[CRITIQUE] Madame Claude – Ne soyez ni pressé ni lent

La décision la plus intelligente de Madame Claude de Sylvie Verheyde, révélatrice de l’ascension et de la chute de Fernande Grudet, propriétaire d’un bordel influent durant le tumultueux Paris de 1968, est d’embrasser les contradictions de son personnage principal plutôt que de les minimiser. Loin d’une biographie bien nette de la femme qui a essentiellement dirigé la vie sexuelle des dignitaires et des fonctionnaires les plus notables de France, il s’agit plutôt d’un portrait boueux d’une femme en grande partie égoïste qui a tenu le sort de beaucoup d’autres et qui ne savait pas toujours quoi en faire.

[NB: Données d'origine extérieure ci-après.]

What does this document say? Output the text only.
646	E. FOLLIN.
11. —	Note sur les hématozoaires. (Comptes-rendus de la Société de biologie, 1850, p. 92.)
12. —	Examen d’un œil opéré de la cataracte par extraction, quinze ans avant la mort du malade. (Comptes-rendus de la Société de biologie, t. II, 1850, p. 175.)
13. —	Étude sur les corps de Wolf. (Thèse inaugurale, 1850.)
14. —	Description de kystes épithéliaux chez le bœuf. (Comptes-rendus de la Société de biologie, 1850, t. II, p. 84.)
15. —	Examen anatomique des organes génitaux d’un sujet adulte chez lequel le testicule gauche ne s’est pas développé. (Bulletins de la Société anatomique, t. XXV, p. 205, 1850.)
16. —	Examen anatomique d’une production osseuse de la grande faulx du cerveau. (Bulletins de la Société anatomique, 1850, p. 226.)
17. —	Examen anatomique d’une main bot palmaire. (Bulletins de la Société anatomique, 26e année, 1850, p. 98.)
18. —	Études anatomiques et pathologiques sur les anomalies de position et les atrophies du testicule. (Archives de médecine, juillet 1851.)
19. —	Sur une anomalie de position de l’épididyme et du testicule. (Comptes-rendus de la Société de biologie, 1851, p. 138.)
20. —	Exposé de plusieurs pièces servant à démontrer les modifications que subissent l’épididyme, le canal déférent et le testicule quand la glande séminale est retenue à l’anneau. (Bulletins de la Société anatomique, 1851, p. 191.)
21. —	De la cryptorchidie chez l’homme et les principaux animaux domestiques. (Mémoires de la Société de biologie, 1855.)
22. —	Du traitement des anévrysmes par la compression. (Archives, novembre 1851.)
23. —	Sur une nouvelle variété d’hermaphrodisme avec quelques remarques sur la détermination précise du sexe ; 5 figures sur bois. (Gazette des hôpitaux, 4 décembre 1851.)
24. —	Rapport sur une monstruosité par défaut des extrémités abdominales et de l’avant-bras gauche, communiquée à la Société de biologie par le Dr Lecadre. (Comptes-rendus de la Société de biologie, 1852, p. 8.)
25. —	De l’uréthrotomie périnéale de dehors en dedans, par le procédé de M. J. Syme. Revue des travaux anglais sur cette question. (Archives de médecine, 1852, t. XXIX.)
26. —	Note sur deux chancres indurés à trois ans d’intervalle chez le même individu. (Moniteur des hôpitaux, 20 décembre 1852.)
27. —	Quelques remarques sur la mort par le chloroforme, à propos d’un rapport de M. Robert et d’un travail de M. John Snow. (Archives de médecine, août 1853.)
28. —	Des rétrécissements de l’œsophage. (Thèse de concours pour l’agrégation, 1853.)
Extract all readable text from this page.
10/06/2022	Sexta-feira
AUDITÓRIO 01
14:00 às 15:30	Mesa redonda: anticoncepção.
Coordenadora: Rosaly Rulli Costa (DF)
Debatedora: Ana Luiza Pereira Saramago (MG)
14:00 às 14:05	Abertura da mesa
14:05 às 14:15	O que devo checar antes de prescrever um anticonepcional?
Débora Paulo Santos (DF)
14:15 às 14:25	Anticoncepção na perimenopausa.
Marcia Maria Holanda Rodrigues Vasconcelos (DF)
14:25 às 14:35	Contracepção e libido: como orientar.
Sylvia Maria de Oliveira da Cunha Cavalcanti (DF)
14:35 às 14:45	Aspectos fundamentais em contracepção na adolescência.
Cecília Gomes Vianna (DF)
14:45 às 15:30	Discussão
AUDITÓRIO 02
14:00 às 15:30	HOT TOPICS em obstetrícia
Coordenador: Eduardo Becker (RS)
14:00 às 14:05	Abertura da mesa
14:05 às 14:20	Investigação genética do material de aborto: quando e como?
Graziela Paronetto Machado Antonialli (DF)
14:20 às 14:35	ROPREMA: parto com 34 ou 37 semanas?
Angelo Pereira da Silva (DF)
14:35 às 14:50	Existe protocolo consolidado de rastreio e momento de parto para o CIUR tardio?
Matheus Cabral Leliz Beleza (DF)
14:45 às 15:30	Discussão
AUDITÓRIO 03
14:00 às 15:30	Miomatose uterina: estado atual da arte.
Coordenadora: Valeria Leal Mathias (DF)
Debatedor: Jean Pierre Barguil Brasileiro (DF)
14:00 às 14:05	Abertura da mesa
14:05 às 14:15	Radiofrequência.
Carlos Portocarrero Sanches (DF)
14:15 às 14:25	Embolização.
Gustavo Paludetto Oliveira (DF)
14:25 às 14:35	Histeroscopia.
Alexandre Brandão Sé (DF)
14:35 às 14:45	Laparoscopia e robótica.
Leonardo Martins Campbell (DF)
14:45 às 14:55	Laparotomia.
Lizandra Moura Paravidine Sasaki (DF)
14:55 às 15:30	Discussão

C’est la partie intelligente. Le problème avec Madame Claude, c’est qu’il est absolument interminable en tant qu’œuvre de divertissement, cette dernière étire des scènes de sexe et des conversations désobligeantes pendant près de deux heures sans trop se soucier d’un enchaînement dramatique. Karole Rocher, qui joue la dame, passe le plus clair de son temps à raconter ses circonstances, affichant une attitude avec laquelle il est difficile de sympathiser alors que son empire se complique à cause du scandale de Markovi et les demandes des services secrets. Au fur et à mesure que les enjeux montent, le film devient moins intéressant, perdant certains de ses détails intrigants et détournant l’attention du personnage le plus intéressant de la prostituée atypique de Garance Marillier, Sidonie.

Madame Claude travaille mieux quand il s’agit de décrire le pouvoir et l’influence du bordel dans la politique française, comment les affaires sont faites, les amitiés sont nouées, et les informations sur les préférences sexuelles sont échangées. De même, une scène amusante et rien comme Grudet déclarant que Marlon Brando est à cinq minutes fonctionne comme une blague mais aussi un rappel révélateur du genre de clients qui fréquentaient le bordel du 16ème arrondissement chic de Paris. C’est la tentative de Grudet de rationaliser ses propres défauts où les intentions du film deviennent difficiles à analyser. Sa nature contradictoire et hypocrite est-elle mise en évidence comme une critique, ou sommes-nous censés nous réjouir de ses remarques concises sur sa propre indépendance, son pouvoir et son influence ? Je soupçonne que c’est la première. Son histoire de ragots à la richesse pourrait attirer le public de son côté, mais elle a embrassé la haute société et ne conserve presque rien de ses antécédents provinciaux. C’est une mère, mais elle traite sa fille avec un désintéressement total. Les femmes qui travaillent pour elle, qui sont plus proches d’une famille que de ses relations biologiques, sont néanmoins sans cesse questionnées sur leur apparence, leur hygiène et leur technique sexuelle, et on s’attend à ce qu’elles subissent toutes sortes d’abus physiques de la clientèle si besoin est. Au moment où l’État met Grudet dans des positions de plus en plus risquées, il est difficile de se soucier de ce qui lui arrive de toute façon.

Et le rythme ! D’une certaine façon, Madame Claude a le problème opposé, mais le même résultat que Concrete Cowboy, qui a fait ses débuts sur la même plateforme le même jour. Ils n’arrivent pas à raconter une histoire particulièrement cohérente. On peut soutenir que ce film est pire dans la façon dont il se déroule à travers les genres (biographie, étude de personnages, fiction élaborée) ainsi que des scènes disjointes. Une photographie stylée et la ligne de coupe étrange ne suffisent pas à élever Madame Claude au-delà. C’est dommage.